2 men and 3 women can do a piece of work in 10 days, while 3 men nd 2 women can do the same work in 8 days. Then, 2 men and 1 woman can do the same work in

To solve the problem, we need to establish a relationship between the work done by men and women based on the information provided. ### Step 1: Set up equations based on the given information Let the work done by one man in one day be \( M \) and the work done by one woman in one day be \( W \). From the first statement: - 2 men and 3 women can complete the work in 10 days. - Therefore, in one day, they complete \( \frac{1}{10} \) of the work. This gives us the equation: \[ 2M + 3W = \frac{1}{10} \] From the second statement: - 3 men and 2 women can complete the work in 8 days. - Therefore, in one day, they complete \( \frac{1}{8} \) of the work. This gives us the equation: \[ 3M + 2W = \frac{1}{8} \] ### Step 2: Solve the equations simultaneously We have the two equations: 1. \( 2M + 3W = \frac{1}{10} \) (Equation 1) 2. \( 3M + 2W = \frac{1}{8} \) (Equation 2) To eliminate one variable, we can multiply Equation 1 by 3 and Equation 2 by 2: \[ 6M + 9W = \frac{3}{10} \quad (3 \times \text{Equation 1}) \] \[ 6M + 4W = \frac{1}{4} \quad (2 \times \text{Equation 2}) \] Now, subtract the second modified equation from the first: \[ (6M + 9W) - (6M + 4W) = \frac{3}{10} - \frac{1}{4} \] This simplifies to: \[ 5W = \frac{3}{10} - \frac{2.5}{10} = \frac{0.5}{10} = \frac{1}{20} \] Thus, we find: \[ W = \frac{1}{100} \] ### Step 3: Substitute \( W \) back to find \( M \) Now that we have \( W \), we can substitute it back into one of the original equations to find \( M \).

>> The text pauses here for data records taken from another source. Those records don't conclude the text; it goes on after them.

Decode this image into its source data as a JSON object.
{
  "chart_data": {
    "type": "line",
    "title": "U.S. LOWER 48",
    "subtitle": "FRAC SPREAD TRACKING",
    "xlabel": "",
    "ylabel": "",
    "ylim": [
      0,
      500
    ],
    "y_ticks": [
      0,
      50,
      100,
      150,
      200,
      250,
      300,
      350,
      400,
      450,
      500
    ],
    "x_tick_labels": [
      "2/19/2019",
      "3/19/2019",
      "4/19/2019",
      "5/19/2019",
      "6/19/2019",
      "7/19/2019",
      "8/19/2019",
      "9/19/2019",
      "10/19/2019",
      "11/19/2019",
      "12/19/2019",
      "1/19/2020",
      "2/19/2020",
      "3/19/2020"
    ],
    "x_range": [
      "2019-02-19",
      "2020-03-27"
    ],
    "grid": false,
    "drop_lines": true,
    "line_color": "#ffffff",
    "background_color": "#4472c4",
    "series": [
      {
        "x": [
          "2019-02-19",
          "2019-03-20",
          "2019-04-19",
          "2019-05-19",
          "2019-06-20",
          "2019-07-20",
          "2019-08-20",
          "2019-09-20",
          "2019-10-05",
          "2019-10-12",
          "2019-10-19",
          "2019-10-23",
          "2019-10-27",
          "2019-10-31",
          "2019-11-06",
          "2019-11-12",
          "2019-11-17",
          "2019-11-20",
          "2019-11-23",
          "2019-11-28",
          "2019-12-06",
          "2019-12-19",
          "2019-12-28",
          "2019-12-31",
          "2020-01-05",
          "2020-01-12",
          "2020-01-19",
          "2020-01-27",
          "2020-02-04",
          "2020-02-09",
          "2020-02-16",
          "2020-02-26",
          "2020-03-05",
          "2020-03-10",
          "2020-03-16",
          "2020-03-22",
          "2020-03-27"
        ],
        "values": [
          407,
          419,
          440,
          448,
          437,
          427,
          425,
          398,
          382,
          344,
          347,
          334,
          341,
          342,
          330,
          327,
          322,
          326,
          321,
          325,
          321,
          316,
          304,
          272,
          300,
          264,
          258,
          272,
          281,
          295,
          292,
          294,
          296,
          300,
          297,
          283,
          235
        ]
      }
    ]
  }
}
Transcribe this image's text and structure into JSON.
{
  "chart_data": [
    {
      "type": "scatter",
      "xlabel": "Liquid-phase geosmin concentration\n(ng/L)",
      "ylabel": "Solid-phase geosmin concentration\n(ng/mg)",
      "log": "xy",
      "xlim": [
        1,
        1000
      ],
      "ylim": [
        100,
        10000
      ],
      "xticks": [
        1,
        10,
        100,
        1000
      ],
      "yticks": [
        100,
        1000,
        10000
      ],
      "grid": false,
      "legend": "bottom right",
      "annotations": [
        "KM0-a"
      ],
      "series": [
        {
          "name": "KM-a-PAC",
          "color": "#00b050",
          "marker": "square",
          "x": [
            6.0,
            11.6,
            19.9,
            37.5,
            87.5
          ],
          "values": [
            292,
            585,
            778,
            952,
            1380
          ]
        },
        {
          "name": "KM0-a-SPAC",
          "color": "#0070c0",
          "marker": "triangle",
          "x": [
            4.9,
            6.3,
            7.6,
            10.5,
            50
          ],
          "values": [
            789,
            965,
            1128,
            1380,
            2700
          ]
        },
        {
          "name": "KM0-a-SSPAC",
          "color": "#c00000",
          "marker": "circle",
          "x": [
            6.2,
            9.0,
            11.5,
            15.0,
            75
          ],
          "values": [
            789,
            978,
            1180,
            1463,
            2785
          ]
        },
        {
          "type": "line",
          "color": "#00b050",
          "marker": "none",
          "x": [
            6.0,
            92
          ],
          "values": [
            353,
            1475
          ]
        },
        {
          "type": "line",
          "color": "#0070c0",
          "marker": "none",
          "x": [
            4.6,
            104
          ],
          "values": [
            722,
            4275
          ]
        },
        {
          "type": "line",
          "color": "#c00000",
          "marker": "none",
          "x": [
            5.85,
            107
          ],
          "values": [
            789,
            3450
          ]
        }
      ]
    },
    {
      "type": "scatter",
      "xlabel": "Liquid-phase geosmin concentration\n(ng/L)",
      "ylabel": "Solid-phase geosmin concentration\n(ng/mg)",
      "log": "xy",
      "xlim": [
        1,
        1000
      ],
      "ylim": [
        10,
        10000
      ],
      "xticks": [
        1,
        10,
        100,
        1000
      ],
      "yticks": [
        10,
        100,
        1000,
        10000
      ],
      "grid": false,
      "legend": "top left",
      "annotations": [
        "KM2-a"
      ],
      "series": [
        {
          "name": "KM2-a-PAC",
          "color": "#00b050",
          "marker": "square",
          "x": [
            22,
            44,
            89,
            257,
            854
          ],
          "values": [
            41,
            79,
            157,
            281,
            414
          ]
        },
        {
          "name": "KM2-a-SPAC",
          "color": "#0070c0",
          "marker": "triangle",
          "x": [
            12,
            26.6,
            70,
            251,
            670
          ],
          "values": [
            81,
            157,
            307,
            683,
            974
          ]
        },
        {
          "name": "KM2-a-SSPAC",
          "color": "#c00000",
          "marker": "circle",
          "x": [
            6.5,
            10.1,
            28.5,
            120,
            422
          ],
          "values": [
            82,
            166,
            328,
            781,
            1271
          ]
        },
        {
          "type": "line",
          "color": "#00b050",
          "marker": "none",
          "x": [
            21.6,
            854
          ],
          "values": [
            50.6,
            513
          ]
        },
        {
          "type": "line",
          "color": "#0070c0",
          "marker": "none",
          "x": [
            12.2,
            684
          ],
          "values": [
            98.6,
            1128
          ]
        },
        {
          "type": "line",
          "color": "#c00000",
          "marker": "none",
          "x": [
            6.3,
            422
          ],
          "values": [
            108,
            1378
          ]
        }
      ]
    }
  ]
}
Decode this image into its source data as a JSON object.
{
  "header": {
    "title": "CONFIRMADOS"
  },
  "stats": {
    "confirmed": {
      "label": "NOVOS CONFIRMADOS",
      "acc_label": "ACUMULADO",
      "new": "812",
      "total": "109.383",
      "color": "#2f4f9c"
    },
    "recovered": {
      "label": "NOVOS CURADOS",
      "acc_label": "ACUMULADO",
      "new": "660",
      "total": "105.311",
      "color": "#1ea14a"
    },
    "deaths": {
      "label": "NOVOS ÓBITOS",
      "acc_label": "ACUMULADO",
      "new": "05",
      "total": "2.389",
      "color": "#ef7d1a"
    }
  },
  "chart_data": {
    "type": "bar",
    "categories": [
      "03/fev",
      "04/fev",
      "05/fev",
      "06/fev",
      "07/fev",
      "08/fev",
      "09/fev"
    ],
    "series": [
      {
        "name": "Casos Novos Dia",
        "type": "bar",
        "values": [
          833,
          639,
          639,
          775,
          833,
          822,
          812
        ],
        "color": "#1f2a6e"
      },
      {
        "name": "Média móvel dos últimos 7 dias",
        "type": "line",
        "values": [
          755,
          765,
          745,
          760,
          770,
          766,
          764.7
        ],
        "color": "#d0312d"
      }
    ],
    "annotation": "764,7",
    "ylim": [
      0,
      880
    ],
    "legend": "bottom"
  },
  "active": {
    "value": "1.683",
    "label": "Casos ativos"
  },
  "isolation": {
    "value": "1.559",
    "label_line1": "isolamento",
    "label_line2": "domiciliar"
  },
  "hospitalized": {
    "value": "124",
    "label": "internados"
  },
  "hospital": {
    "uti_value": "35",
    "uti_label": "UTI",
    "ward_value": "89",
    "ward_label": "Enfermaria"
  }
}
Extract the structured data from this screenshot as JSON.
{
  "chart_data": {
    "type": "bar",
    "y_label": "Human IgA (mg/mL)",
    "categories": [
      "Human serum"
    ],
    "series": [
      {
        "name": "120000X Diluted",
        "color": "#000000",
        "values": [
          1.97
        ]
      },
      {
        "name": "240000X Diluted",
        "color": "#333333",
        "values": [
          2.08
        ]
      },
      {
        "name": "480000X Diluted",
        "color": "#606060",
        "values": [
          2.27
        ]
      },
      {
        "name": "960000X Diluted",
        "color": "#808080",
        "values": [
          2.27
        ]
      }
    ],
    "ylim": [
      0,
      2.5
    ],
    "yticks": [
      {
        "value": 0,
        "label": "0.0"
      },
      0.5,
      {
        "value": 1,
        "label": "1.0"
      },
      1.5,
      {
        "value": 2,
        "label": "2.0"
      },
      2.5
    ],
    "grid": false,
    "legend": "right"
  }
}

Let's use Equation 1: \[ 2M + 3\left(\frac{1}{100}\right) = \frac{1}{10} \] This simplifies to: \[ 2M + \frac{3}{100} = \frac{10}{100} \] \[ 2M = \frac{10}{100} - \frac{3}{100} = \frac{7}{100} \] Thus: \[ M = \frac{7}{200} \] ### Step 4: Calculate the work done by 2 men and 1 woman Now we need to find out how long it takes for 2 men and 1 woman to complete the work: \[ 2M + 1W = 2\left(\frac{7}{200}\right) + \frac{1}{100} \] Calculating this: \[ = \frac{14}{200} + \frac{2}{200} = \frac{16}{200} = \frac{2}{25} \] This means that in one day, 2 men and 1 woman can complete \( \frac{2}{25} \) of the work. ### Step 5: Find the number of days to complete the work To find the number of days required to complete the entire work, we take the reciprocal of the work done in one day: \[ \text{Days} = \frac{1}{\frac{2}{25}} = \frac{25}{2} = 12.5 \text{ days} \] ### Final Answer Thus, 2 men and 1 woman can complete the work in **12.5 days**. ---